One of Poetry’s “killer” features is the poetry add
subcommand, which can be used to add dependencies to Poetry’s custom pyproject.toml
sections. From Poetry’s docs:
Adding a few dependencies at once:
poetry add requests pendulum
Adding dependencies, with constraints:
# Allow >=2.0.5, <3.0.0 versions
poetry add pendulum@^2.0.5
# Allow >=2.0.5, <2.1.0 versions
poetry add pendulum@~2.0.5
# Allow >=2.0.5 versions, without upper bound
poetry add "pendulum>=2.0.5"
# Allow only 2.0.5 version
poetry add pendulum==2.0.5
(Similar art exists in the form of cargo add
for Rust and npm install
/npm save
for Node.)
Many developers find the experience of adding dependencies via the CLI more pleasant and less error-prone, and having a CLI allows the associated tooling to (optionally) do other opinionated things, like keep the dependency list sorted.

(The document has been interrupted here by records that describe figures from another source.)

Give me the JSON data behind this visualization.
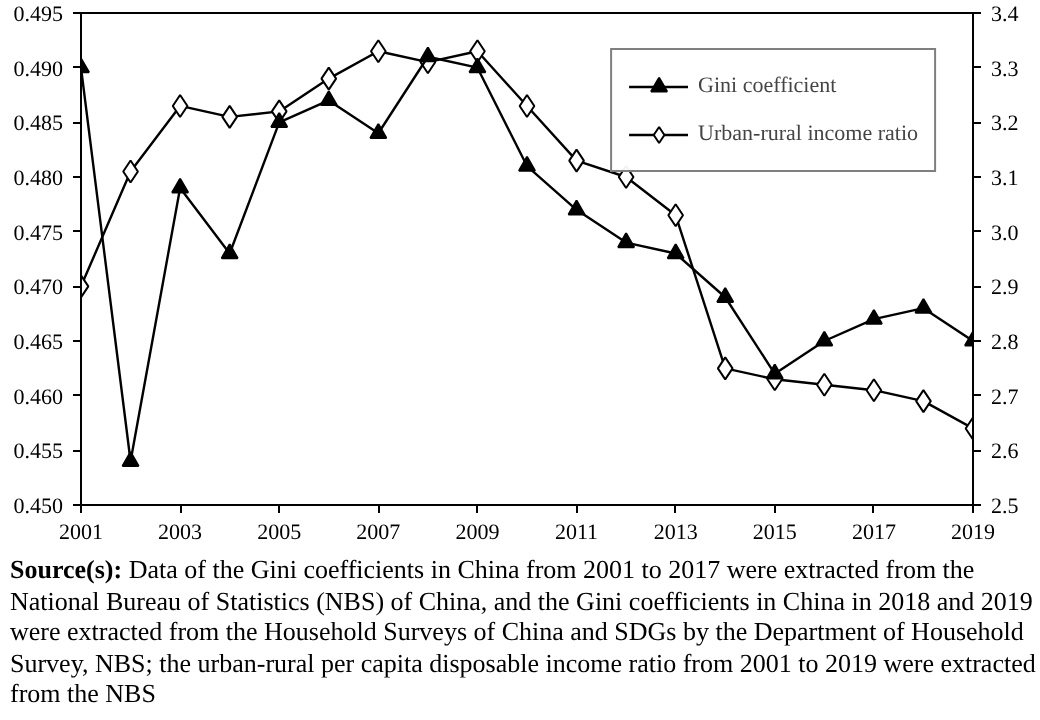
{
  "chart_data": {
    "type": "line",
    "x": [
      2001,
      2002,
      2003,
      2004,
      2005,
      2006,
      2007,
      2008,
      2009,
      2010,
      2011,
      2012,
      2013,
      2014,
      2015,
      2016,
      2017,
      2018,
      2019
    ],
    "series": [
      {
        "name": "Gini coefficient",
        "color": "#000000",
        "marker": "triangle",
        "values": [
          0.49,
          0.454,
          0.479,
          0.473,
          0.485,
          0.487,
          0.484,
          0.491,
          0.49,
          0.481,
          0.477,
          0.474,
          0.473,
          0.469,
          0.462,
          0.465,
          0.467,
          0.468,
          0.465
        ]
      },
      {
        "name": "Urban-rural income ratio",
        "color": "#000000",
        "marker": "diamond",
        "axis": "y2",
        "values": [
          2.9,
          3.11,
          3.23,
          3.21,
          3.22,
          3.28,
          3.33,
          3.31,
          3.33,
          3.23,
          3.13,
          3.1,
          3.03,
          2.75,
          2.73,
          2.72,
          2.71,
          2.69,
          2.64
        ]
      }
    ],
    "xlim": [
      2001,
      2019
    ],
    "xticks": [
      2001,
      2003,
      2005,
      2007,
      2009,
      2011,
      2013,
      2015,
      2017,
      2019
    ],
    "ylim": [
      0.45,
      0.495
    ],
    "yticks": [
      {
        "value": 0.45,
        "label": "0.450"
      },
      0.455,
      {
        "value": 0.46,
        "label": "0.460"
      },
      0.465,
      {
        "value": 0.47,
        "label": "0.470"
      },
      0.475,
      {
        "value": 0.48,
        "label": "0.480"
      },
      0.485,
      {
        "value": 0.49,
        "label": "0.490"
      },
      0.495
    ],
    "y2lim": [
      2.5,
      3.4
    ],
    "y2ticks": [
      2.5,
      2.6,
      2.7,
      2.8,
      2.9,
      {
        "value": 3.0,
        "label": "3.0"
      },
      3.1,
      3.2,
      3.3,
      3.4
    ],
    "grid": false,
    "legend": "top right",
    "line_style": "solid",
    "annotations": [
      "Source(s): Data of the Gini coefficients in China from 2001 to 2017 were extracted from the National Bureau of Statistics (NBS) of China, and the Gini coefficients in China in 2018 and 2019 were extracted from the Household Surveys of China and SDGs by the Department of Household Survey, NBS; the urban-rural per capita disposable income ratio from 2001 to 2019 were extracted from the NBS"
    ]
  }
}
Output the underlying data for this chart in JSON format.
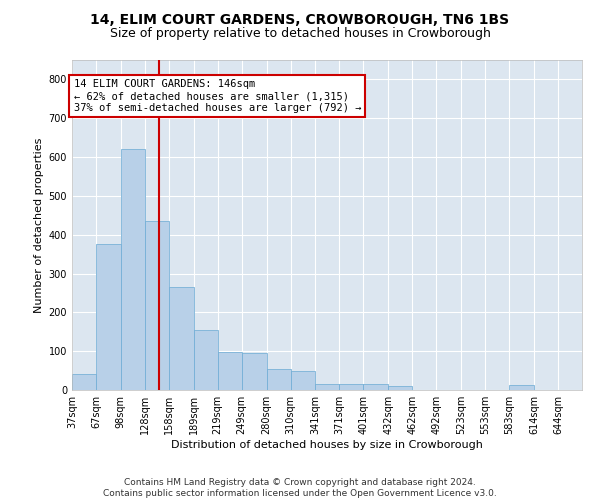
{
  "title": "14, ELIM COURT GARDENS, CROWBOROUGH, TN6 1BS",
  "subtitle": "Size of property relative to detached houses in Crowborough",
  "xlabel": "Distribution of detached houses by size in Crowborough",
  "ylabel": "Number of detached properties",
  "bar_color": "#b8d0e8",
  "bar_edge_color": "#6aaad4",
  "background_color": "#dce6f0",
  "grid_color": "#ffffff",
  "annotation_box_color": "#cc0000",
  "annotation_line_color": "#cc0000",
  "annotation_text": "14 ELIM COURT GARDENS: 146sqm\n← 62% of detached houses are smaller (1,315)\n37% of semi-detached houses are larger (792) →",
  "property_size": 146,
  "bin_edges": [
    37,
    67,
    98,
    128,
    158,
    189,
    219,
    249,
    280,
    310,
    341,
    371,
    401,
    432,
    462,
    492,
    523,
    553,
    583,
    614,
    644
  ],
  "bin_labels": [
    "37sqm",
    "67sqm",
    "98sqm",
    "128sqm",
    "158sqm",
    "189sqm",
    "219sqm",
    "249sqm",
    "280sqm",
    "310sqm",
    "341sqm",
    "371sqm",
    "401sqm",
    "432sqm",
    "462sqm",
    "492sqm",
    "523sqm",
    "553sqm",
    "583sqm",
    "614sqm",
    "644sqm"
  ],
  "bar_heights": [
    40,
    375,
    620,
    435,
    265,
    155,
    98,
    95,
    55,
    50,
    15,
    15,
    15,
    10,
    0,
    0,
    0,
    0,
    12,
    0,
    0
  ],
  "ylim": [
    0,
    850
  ],
  "yticks": [
    0,
    100,
    200,
    300,
    400,
    500,
    600,
    700,
    800
  ],
  "footer": "Contains HM Land Registry data © Crown copyright and database right 2024.\nContains public sector information licensed under the Open Government Licence v3.0.",
  "title_fontsize": 10,
  "subtitle_fontsize": 9,
  "annotation_fontsize": 7.5,
  "footer_fontsize": 6.5,
  "ylabel_fontsize": 8,
  "xlabel_fontsize": 8,
  "tick_fontsize": 7
}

So, this got me thinking: does it make sense to offer similar functionality for standard PEP 621 metadata, specifically the project.dependencies
and project.optional-dependencies
fields?
Here’s a rough sketch of what a CLI for that could look like (pep621tool
being a placeholder):
$ # adds requests to project.dependencies, no pin
$ pep621tool add requests
$ # adds example to project.dependencies, pinned to 1.2.3
$ pep621tool add example==1.2.3
$ # uses normal extras syntax as well
$ pep621tool add example[dev]==1.2.3
$ # adds build to `project.optional-dependencies.dev`
$ pep621tool add build --extra dev
$ # standalone sorting, or sorting while adding
$ pep621tool sort
$ pep621tool add --sort requests
As of writing, the technical aspects of this should be feasible: PEP 621 itself is accepted and is being increasingly adopted, and packages like tomlkit
offer TOML modification with edit points (i.e., comments and user formatting).
I’m curious to hear what people think of this! One significant reservation I have around this is contributing to the “toolbag” problem that Python packaging already has by adding yet another distinct tool for package development. Given that, I’m interested to hear thoughts on whether it makes sense to add this to an existing frontend tool.